À l’époque, le golf était un sport très peu médiatisé dans notre pays. On comptait une dizaine de clubs dans le pays et c’est à peine si ces performances défrayèrent la chronique. Elles en disent long, pourtant, sur le talent du champion bruxellois considéré clairement comme l’un des meilleurs du monde de sa génération.

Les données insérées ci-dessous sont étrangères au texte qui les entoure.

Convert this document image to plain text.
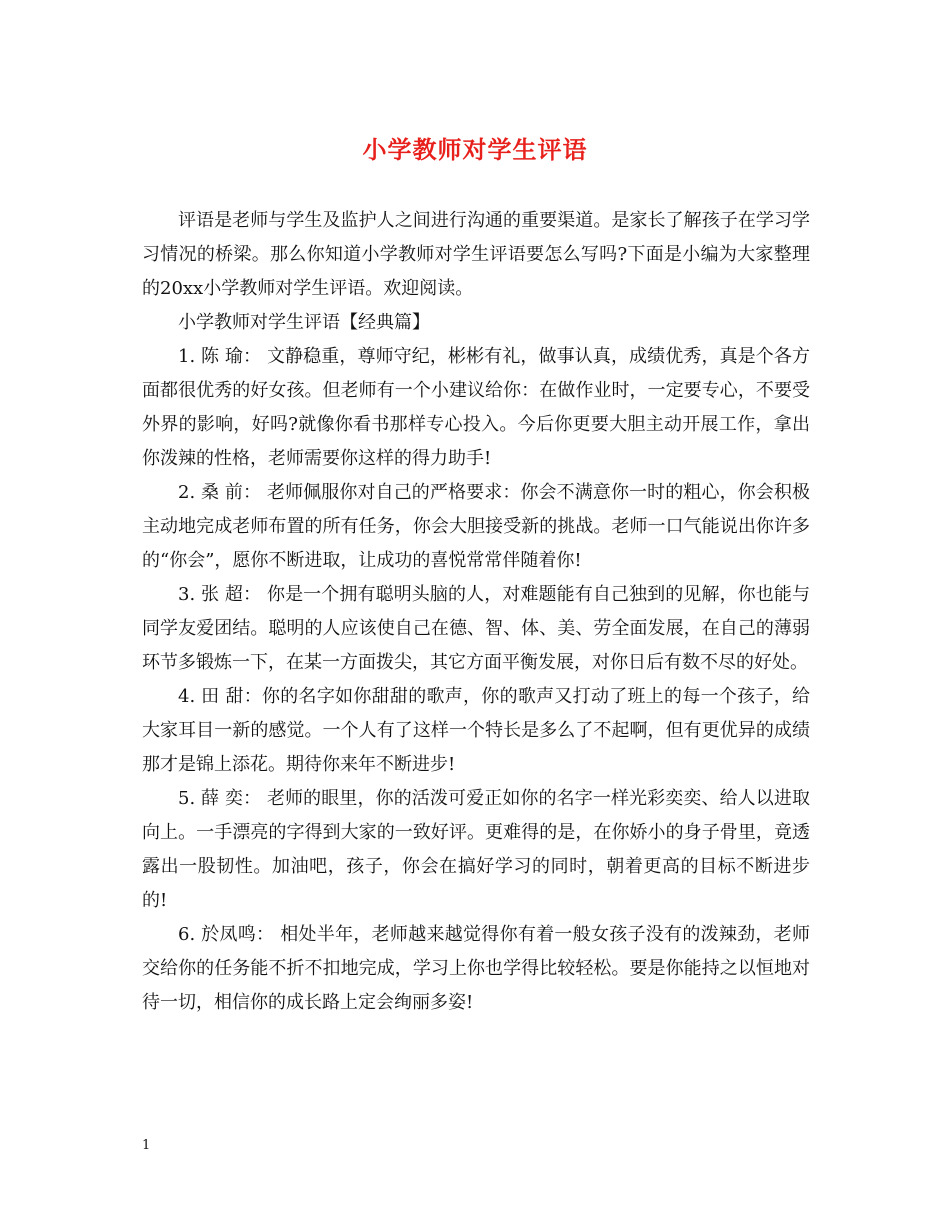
小学教师对学生评语

评语是老师与学生及监护人之间进行沟通的重要渠道。是家长了解孩子在学习学习情况的桥梁。那么你知道小学教师对学生评语要怎么写吗?下面是小编为大家整理的20xx小学教师对学生评语。欢迎阅读。

小学教师对学生评语【经典篇】

1. 陈 瑜： 文静稳重，尊师守纪，彬彬有礼，做事认真，成绩优秀，真是个各方面都很优秀的好女孩。但老师有一个小建议给你：在做作业时，一定要专心，不要受外界的影响，好吗?就像你看书那样专心投入。今后你更要大胆主动开展工作，拿出你泼辣的性格，老师需要你这样的得力助手!

2. 桑 前： 老师佩服你对自己的严格要求：你会不满意你一时的粗心，你会积极主动地完成老师布置的所有任务，你会大胆接受新的挑战。老师一口气能说出你许多的“你会”，愿你不断进取，让成功的喜悦常常伴随着你!

3. 张 超： 你是一个拥有聪明头脑的人，对难题能有自己独到的见解，你也能与同学友爱团结。聪明的人应该使自己在德、智、体、美、劳全面发展，在自己的薄弱环节多锻炼一下，在某一方面拨尖，其它方面平衡发展，对你日后有数不尽的好处。

4. 田 甜：你的名字如你甜甜的歌声，你的歌声又打动了班上的每一个孩子，给大家耳目一新的感觉。一个人有了这样一个特长是多么了不起啊，但有更优异的成绩那才是锦上添花。期待你来年不断进步!

5. 薛 奕： 老师的眼里，你的活泼可爱正如你的名字一样光彩奕奕、给人以进取向上。一手漂亮的字得到大家的一致好评。更难得的是，在你娇小的身子骨里，竟透露出一股韧性。加油吧，孩子，你会在搞好学习的同时，朝着更高的目标不断进步的!

6. 於凤鸣： 相处半年，老师越来越觉得你有着一般女孩子没有的泼辣劲，老师交给你的任务能不折不扣地完成，学习上你也学得比较轻松。要是你能持之以恒地对待一切，相信你的成长路上定会绚丽多姿!

1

Né en 1912 à Tervuren, Flory Van Donck a été initié aux joies du swing par son père, greenkeeper au Ravenstein. Il savait à peine marcher lorsqu’il reçut son premier club. Le décès de sa maman lorsqu’il avait six ans et des problèmes au poumon l’obligèrent à passer une grande partie de son enfance au grand air, dans une pension sur les hauteurs de Crans-Montana. Au menu : des promenades, de la gymnastique et du golf sur le parcours voisin de Crans-sur-Sierre.

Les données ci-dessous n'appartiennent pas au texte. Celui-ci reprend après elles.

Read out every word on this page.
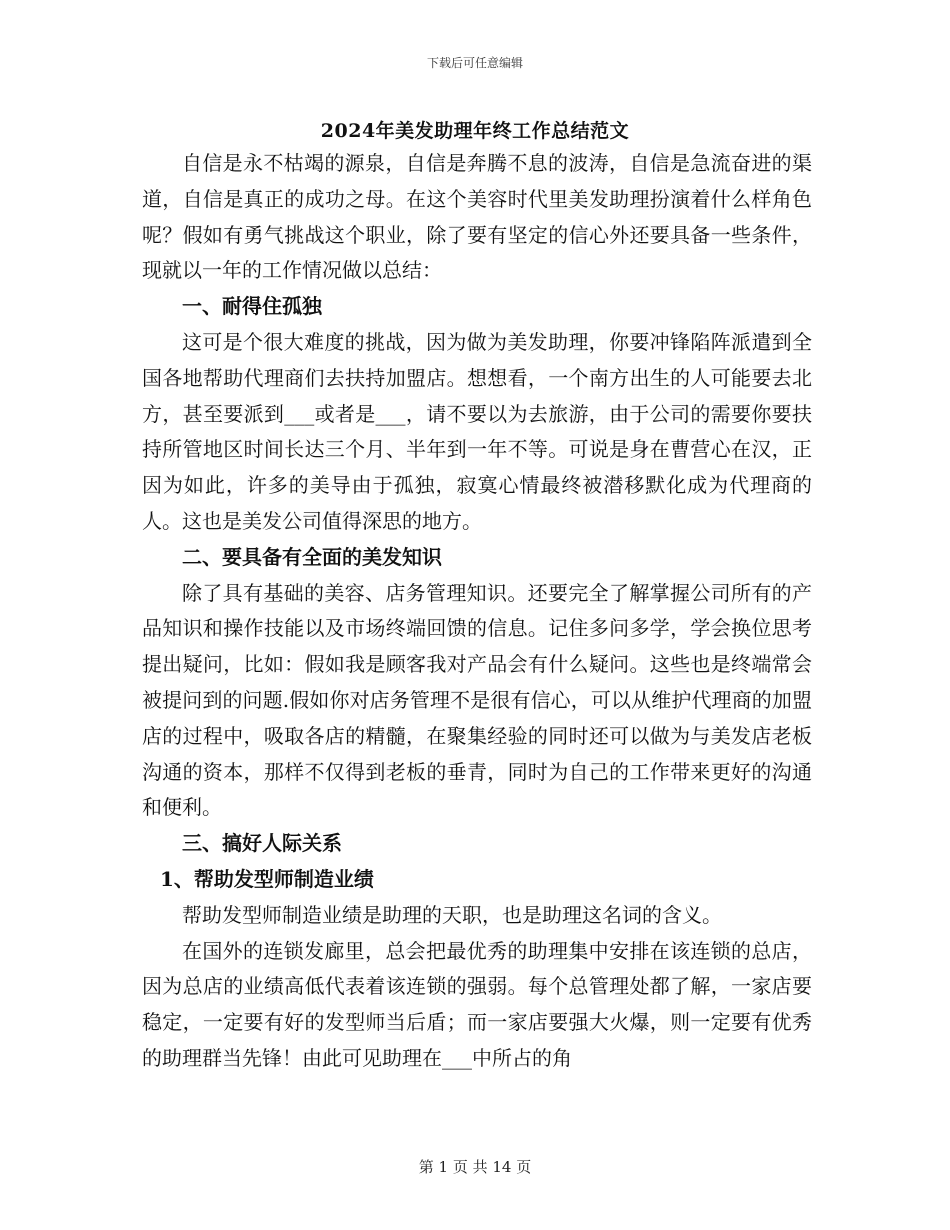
下载后可任意编辑
2024年美发助理年终工作总结范文

自信是永不枯竭的源泉，自信是奔腾不息的波涛，自信是急流奋进的渠道，自信是真正的成功之母。在这个美容时代里美发助理扮演着什么样角色呢？假如有勇气挑战这个职业，除了要有坚定的信心外还要具备一些条件，现就以一年的工作情况做以总结：

一、耐得住孤独

这可是个很大难度的挑战，因为做为美发助理，你要冲锋陷阵派遣到全国各地帮助代理商们去扶持加盟店。想想看，一个南方出生的人可能要去北方，甚至要派到___或者是___，请不要以为去旅游，由于公司的需要你要扶持所管地区时间长达三个月、半年到一年不等。可说是身在曹营心在汉，正因为如此，许多的美导由于孤独，寂寞心情最终被潜移默化成为代理商的人。这也是美发公司值得深思的地方。

二、要具备有全面的美发知识

除了具有基础的美容、店务管理知识。还要完全了解掌握公司所有的产品知识和操作技能以及市场终端回馈的信息。记住多问多学，学会换位思考提出疑问，比如：假如我是顾客我对产品会有什么疑问。这些也是终端常会被提问到的问题.假如你对店务管理不是很有信心，可以从维护代理商的加盟店的过程中，吸取各店的精髓，在聚集经验的同时还可以做为与美发店老板沟通的资本，那样不仅得到老板的垂青，同时为自己的工作带来更好的沟通和便利。

三、搞好人际关系

1、帮助发型师制造业绩

帮助发型师制造业绩是助理的天职，也是助理这名词的含义。

在国外的连锁发廊里，总会把最优秀的助理集中安排在该连锁的总店，因为总店的业绩高低代表着该连锁的强弱。每个总管理处都了解，一家店要稳定，一定要有好的发型师当后盾；而一家店要强大火爆，则一定要有优秀的助理群当先锋！由此可见助理在___中所占的角

第 1 页 共 14 页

Après des études d’ingénieur en Suisse, il décide de se lancer dans le métier de professionnel du golf. Malheureusement, la guerre a freiné le début de sa carrière. Et ce n’est que dans les années 50 que celle-ci a réellement pris son envol. Et quel envol ! Porté par un swing d’une rare pureté, il collectionna les titres (2 Coupes du Monde, 3 Open de France, 5 Open d’Italie, 2 Open de Suisse,…) et les records. Lauréat du Vardon Trophy (équivalent du meilleur joueur européen) en 1953, il signa aussi quelques cartes exceptionnelles en Belgique : 65 sur le parcours du Ravenstein en 1935 et 61 sur l’ancien parcours du Waterloo en 1957 lors d’une partie avec Donald Swaelens, autre légende du golf national. Il rentra également un score de 65 au Royal Troon, en Écosse. Si la Ryder Cup avait été, en ce temps-là, accessible aux joueurs européens, il aurait assurément été un pilier de l’équipe.

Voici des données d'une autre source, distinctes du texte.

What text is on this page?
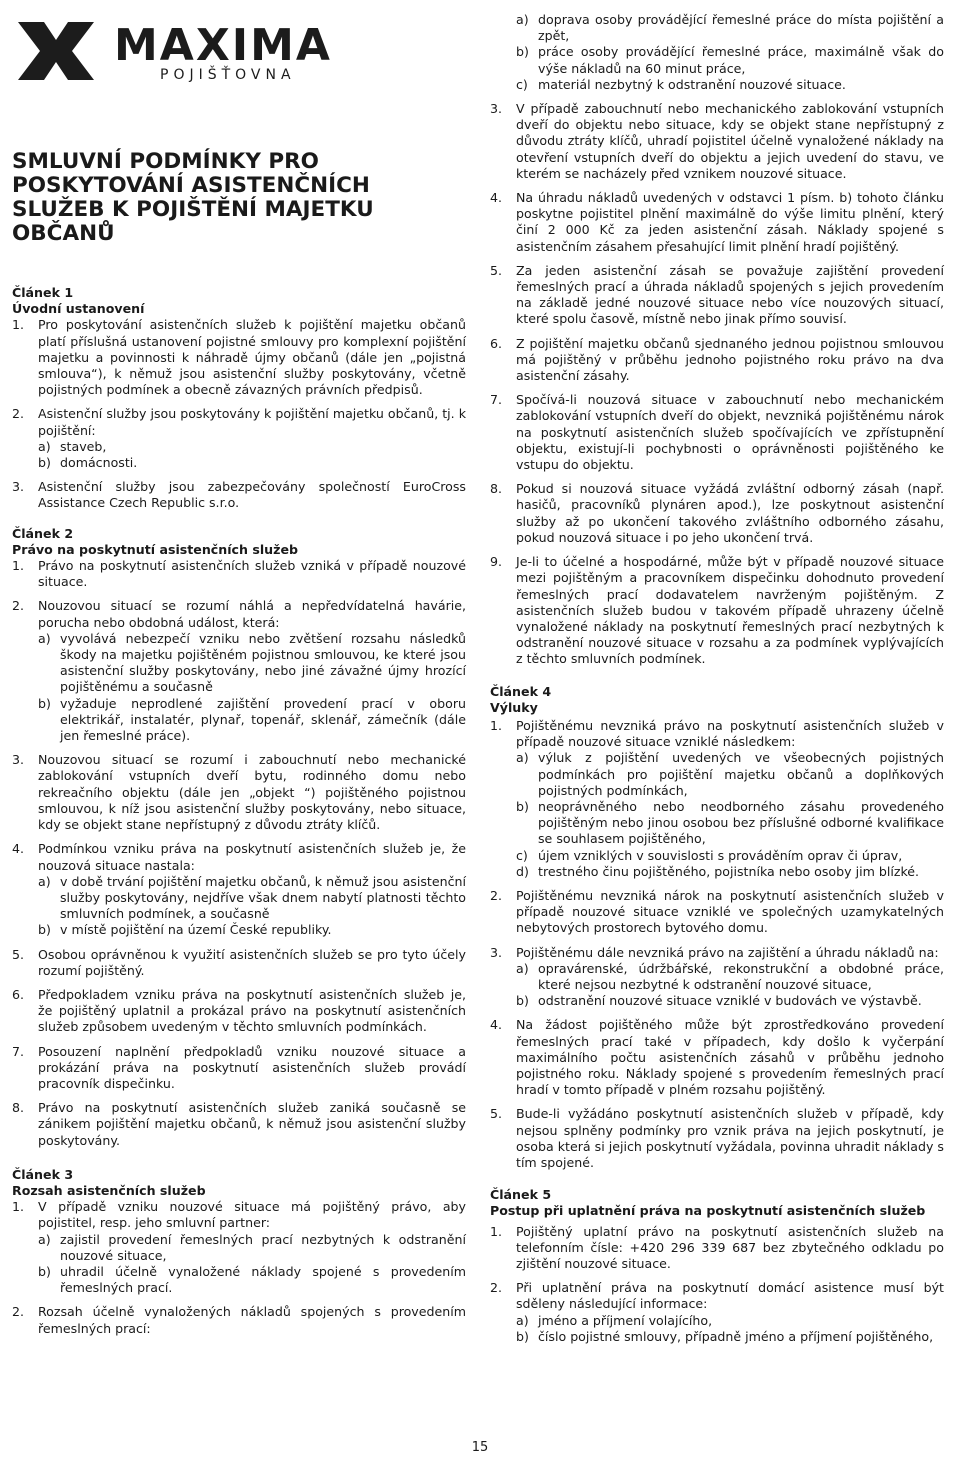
MAXIMA
POJIŠŤOVNA
SMLUVNÍ PODMÍNKY PRO POSKYTOVÁNÍ ASISTENČNÍCH SLUŽEB K POJIŠTĚNÍ MAJETKU OBČANŮ
Článek 1
Úvodní ustanovení
1.	Pro poskytování asistenčních služeb k pojištění majetku občanů platí příslušná ustanovení pojistné smlouvy pro komplexní pojištění majetku a povinnosti k náhradě újmy občanů (dále jen „pojistná smlouva“), k němuž jsou asistenční služby poskytovány, včetně pojistných podmínek a obecně závazných právních předpisů.
2.	Asistenční služby jsou poskytovány k pojištění majetku občanů, tj. k pojištění:
a) staveb,
b) domácnosti.
3.	Asistenční služby jsou zabezpečovány společností EuroCross Assistance Czech Republic s.r.o.
Článek 2
Právo na poskytnutí asistenčních služeb
1.	Právo na poskytnutí asistenčních služeb vzniká v případě nouzové situace.
2.	Nouzovou situací se rozumí náhlá a nepředvídatelná havárie, porucha nebo obdobná událost, která:
a) vyvolává nebezpečí vzniku nebo zvětšení rozsahu následků škody na majetku pojištěném pojistnou smlouvou, ke které jsou asistenční služby poskytovány, nebo jiné závažné újmy hrozící pojištěnému a současně
b) vyžaduje neprodlené zajištění provedení prací v oboru elektrikář, instalatér, plynař, topenář, sklenář, zámečník (dále jen řemeslné práce).
3.	Nouzovou situací se rozumí i zabouchnutí nebo mechanické zablokování vstupních dveří bytu, rodinného domu nebo rekreačního objektu (dále jen „objekt “) pojištěného pojistnou smlouvou, k níž jsou asistenční služby poskytovány, nebo situace, kdy se objekt stane nepřístupný z důvodu ztráty klíčů.
4.	Podmínkou vzniku práva na poskytnutí asistenčních služeb je, že nouzová situace nastala:
a) v době trvání pojištění majetku občanů, k němuž jsou asistenční služby poskytovány, nejdříve však dnem nabytí platnosti těchto smluvních podmínek, a současně
b) v místě pojištění na území České republiky.
5.	Osobou oprávněnou k využití asistenčních služeb se pro tyto účely rozumí pojištěný.
6.	Předpokladem vzniku práva na poskytnutí asistenčních služeb je, že pojištěný uplatnil a prokázal právo na poskytnutí asistenčních služeb způsobem uvedeným v těchto smluvních podmínkách.
7.	Posouzení naplnění předpokladů vzniku nouzové situace a prokázání práva na poskytnutí asistenčních služeb provádí pracovník dispečinku.
8.	Právo na poskytnutí asistenčních služeb zaniká současně se zánikem pojištění majetku občanů, k němuž jsou asistenční služby poskytovány.
Článek 3
Rozsah asistenčních služeb
1.	V případě vzniku nouzové situace má pojištěný právo, aby pojistitel, resp. jeho smluvní partner:
a) zajistil provedení řemeslných prací nezbytných k odstranění nouzové situace,
b) uhradil účelně vynaložené náklady spojené s provedením řemeslných prací.
2.	Rozsah účelně vynaložených nákladů spojených s provedením řemeslných prací:
a) doprava osoby provádějící řemeslné práce do místa pojištění a zpět,
b) práce osoby provádějící řemeslné práce, maximálně však do výše nákladů na 60 minut práce,
c) materiál nezbytný k odstranění nouzové situace.
3.	V případě zabouchnutí nebo mechanického zablokování vstupních dveří do objektu nebo situace, kdy se objekt stane nepřístupný z důvodu ztráty klíčů, uhradí pojistitel účelně vynaložené náklady na otevření vstupních dveří do objektu a jejich uvedení do stavu, ve kterém se nacházely před vznikem nouzové situace.
4.	Na úhradu nákladů uvedených v odstavci 1 písm. b) tohoto článku poskytne pojistitel plnění maximálně do výše limitu plnění, který činí 2 000 Kč za jeden asistenční zásah. Náklady spojené s asistenčním zásahem přesahující limit plnění hradí pojištěný.
5.	Za jeden asistenční zásah se považuje zajištění provedení řemeslných prací a úhrada nákladů spojených s jejich provedením na základě jedné nouzové situace nebo více nouzových situací, které spolu časově, místně nebo jinak přímo souvisí.
6.	Z pojištění majetku občanů sjednaného jednou pojistnou smlouvou má pojištěný v průběhu jednoho pojistného roku právo na dva asistenční zásahy.
7.	Spočívá-li nouzová situace v zabouchnutí nebo mechanickém zablokování vstupních dveří do objekt, nevzniká pojištěnému nárok na poskytnutí asistenčních služeb spočívajících ve zpřístupnění objektu, existují-li pochybnosti o oprávněnosti pojištěného ke vstupu do objektu.
8.	Pokud si nouzová situace vyžádá zvláštní odborný zásah (např. hasičů, pracovníků plynáren apod.), lze poskytnout asistenční služby až po ukončení takového zvláštního odborného zásahu, pokud nouzová situace i po jeho ukončení trvá.
9.	Je-li to účelné a hospodárné, může být v případě nouzové situace mezi pojištěným a pracovníkem dispečinku dohodnuto provedení řemeslných prací dodavatelem navrženým pojištěným. Z asistenčních služeb budou v takovém případě uhrazeny účelně vynaložené náklady na poskytnutí řemeslných prací nezbytných k odstranění nouzové situace v rozsahu a za podmínek vyplývajících z těchto smluvních podmínek.
Článek 4
Výluky
1.	Pojištěnému nevzniká právo na poskytnutí asistenčních služeb v případě nouzové situace vzniklé následkem:
a) výluk z pojištění uvedených ve všeobecných pojistných podmínkách pro pojištění majetku občanů a doplňkových pojistných podmínkách,
b) neoprávněného nebo neodborného zásahu provedeného pojištěným nebo jinou osobou bez příslušné odborné kvalifikace se souhlasem pojištěného,
c) újem vzniklých v souvislosti s prováděním oprav či úprav,
d) trestného činu pojištěného, pojistníka nebo osoby jim blízké.
2.	Pojištěnému nevzniká nárok na poskytnutí asistenčních služeb v případě nouzové situace vzniklé ve společných uzamykatelných nebytových prostorech bytového domu.
3.	Pojištěnému dále nevzniká právo na zajištění a úhradu nákladů na:
a) opravárenské, údržbářské, rekonstrukční a obdobné práce, které nejsou nezbytné k odstranění nouzové situace,
b) odstranění nouzové situace vzniklé v budovách ve výstavbě.
4.	Na žádost pojištěného může být zprostředkováno provedení řemeslných prací také v případech, kdy došlo k vyčerpání maximálního počtu asistenčních zásahů v průběhu jednoho pojistného roku. Náklady spojené s provedením řemeslných prací hradí v tomto případě v plném rozsahu pojištěný.
5.	Bude-li vyžádáno poskytnutí asistenčních služeb v případě, kdy nejsou splněny podmínky pro vznik práva na jejich poskytnutí, je osoba která si jejich poskytnutí vyžádala, povinna uhradit náklady s tím spojené.
Článek 5
Postup při uplatnění práva na poskytnutí asistenčních služeb
1.	Pojištěný uplatní právo na poskytnutí asistenčních služeb na telefonním čísle: +420 296 339 687 bez zbytečného odkladu po zjištění nouzové situace.
2.	Při uplatnění práva na poskytnutí domácí asistence musí být sděleny následující informace:
a) jméno a příjmení volajícího,
b) číslo pojistné smlouvy, případně jméno a příjmení pojištěného,
15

À défaut d’être une star dans son pays, Flory Van Donck était très connu en Grande-Bretagne. À Londres, les chauffeurs de taxi lui demandaient des autographes et il n’était pas question qu’il fasse la queue dans un magasin. Il rendait régulièrement visite au Duc de Windsor. Il fut même invité personnellement à la Maison Blanche par le président Eisenhower.

En Belgique, le Trophée du Mérite sportif, décerné en 1960, récompensa (discrètement) l’ensemble de son œuvre. Sa carrière au plus haut niveau terminée, il prodigua ses conseils à la nouvelle génération dans différents clubs. En 1992, âgé de 79 ans, il était encore sur les fairways quelques semaines avant sa mort. Champion d’exception, il a marqué plusieurs générations de golfeurs et son souvenir est encore présent dans de nombreux club-houses.